/nasnet

reimplementation of "Learning Transferable Architectures for Scalable Image Recognition" using mnist dataset, include controller

Primary LanguagePython

NasNet 2018

This code is the reimplementation of "Learning Transferable Architectures for Scalable Image Recognition", including the training process of controller. This code contains three algorithms to search model, Random Search, Policy Gradient and PPO.

Requirements

Python >= 3.6.7, PyTorch == 0.4.0

Architecture Search

python train_search.py --cutout --algorithm RS  #use random search
python train_search.py --cutout --algorithm PG  #use policy gradient
python train_search.py --cutout --algorithm PPO #use PPO

Note the validation performance in this step does not indicate the final performance of the architecture.
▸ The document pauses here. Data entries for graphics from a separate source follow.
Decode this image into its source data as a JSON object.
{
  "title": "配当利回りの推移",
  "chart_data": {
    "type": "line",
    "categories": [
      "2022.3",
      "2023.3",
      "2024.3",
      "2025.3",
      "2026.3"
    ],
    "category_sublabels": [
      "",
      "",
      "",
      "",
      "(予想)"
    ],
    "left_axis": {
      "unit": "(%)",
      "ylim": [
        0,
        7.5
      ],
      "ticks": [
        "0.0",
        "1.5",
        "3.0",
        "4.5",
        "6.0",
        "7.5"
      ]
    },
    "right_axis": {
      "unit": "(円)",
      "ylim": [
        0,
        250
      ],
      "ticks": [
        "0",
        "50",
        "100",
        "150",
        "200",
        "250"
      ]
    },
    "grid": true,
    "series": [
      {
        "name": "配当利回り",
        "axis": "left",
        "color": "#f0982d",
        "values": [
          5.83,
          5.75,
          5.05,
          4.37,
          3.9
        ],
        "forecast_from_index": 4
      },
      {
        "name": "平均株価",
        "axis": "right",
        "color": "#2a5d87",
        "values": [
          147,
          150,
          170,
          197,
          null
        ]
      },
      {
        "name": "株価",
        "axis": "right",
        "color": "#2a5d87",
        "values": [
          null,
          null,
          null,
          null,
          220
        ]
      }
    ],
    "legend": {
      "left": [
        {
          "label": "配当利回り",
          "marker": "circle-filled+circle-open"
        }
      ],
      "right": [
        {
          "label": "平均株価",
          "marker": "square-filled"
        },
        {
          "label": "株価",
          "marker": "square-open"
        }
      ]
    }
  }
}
One must train the obtained genotype/architecture from scratch using full-sized models. Also the default setting is training with 20 processes and 3 GPU. Change the processes to 10:

python train_search.py --cutout --episodes 10

or modify code in random_search.py, policy_gradient.py and PPO.py .

Architecture Evaluation

Because of the limitation of time and computation resource, I didn't train the candidate genotypes/architectures from scratch.

Results

python draw.py

search_process

We can see RL search is better than random search, also PPO is more stable and faster.